L'inquilino della Casa Bianca ha del resto gioco facile nell'accusare di irresponsabilità i suoi avversari: l'ultima volta che i repubblicani sono voluti andare al muro contro muro «gli Stati Uniti hanno perso la tripla A e le imprese hanno fatto registrare un picco negativo sul fronte dei posti di lavoro». Il riferimento è all'estate del 2011, quando l'estenuante trattativa sul debito finì per costare cara, col primo downgrade della storia americana. «E per rendere completo il fiasco - aggiunge Obama - è aumentato il deficit».

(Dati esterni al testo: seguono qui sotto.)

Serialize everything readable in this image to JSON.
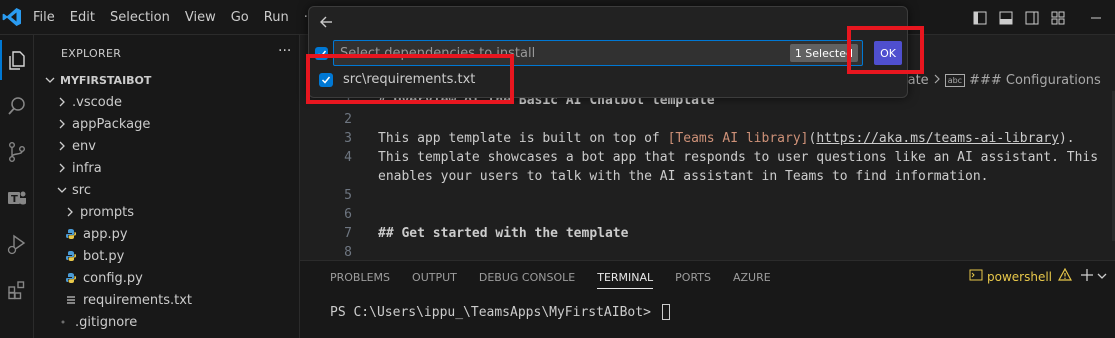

Insomma, il gioco dell'arrivare all'ultimo minuto per strappare quante più concessioni si pretendono, ha un costo che nemmeno gli Stati Uniti si possono più permettere. «Alzare il tetto del debito - spiega rivolto agli americani - non significa aumentare la spesa pubblica», come vogliono far credere i repubblicani, ma significa «onorare gli impegni di pagamento già presi». Dunque, mano tesa al Congresso se si vuole discutere su come ridurre il deficit. Ma - ribadisce Obama - sul tetto del debito non si tratta: «Non mi metterò certo a discutere se dobbiamo pagare o meno i nostri conti. Non siamo una nazione di insolventi!».
E invece proprio di questo, alla fin fine si tratta. Gli Stati Uniti, almeno dal 1971 ad oggi, “pagano” i loro debiti... stampando altri dollari, senza più alcun rapporto tra questa massa di moneta immessa nella circolazione globale e una base aurea qualsiasi. Sfruttano insomma la propria posizione unica, di stampatori liberi della moneta internazionale di pagamento, per “mantenere un livello di vita” (in generale, tra consumi privati e pubblici, spese militari comprese) ingiustificato dai fondamentali dell'economia.
La Federal Reserve, intanto, in una comunicazione emessa ieri sera, al termine della riunione del Fomc, ha confermato per il momento l'intenzione di continuare con le misure straordinarie e «non convenzionali» messe in campo per favorire la ripresa americana. Lo ha ribadito Ben Bernanke, che si è detto ancora non completamente soddisfatto dei progressi fatti dall'economia Usa, nonostante i recenti segnali di un miglioramento. «Ci sono alcune cose positive - ha detto in un convegno - ma voglio essere chiaro: c'è ancora molto da fare».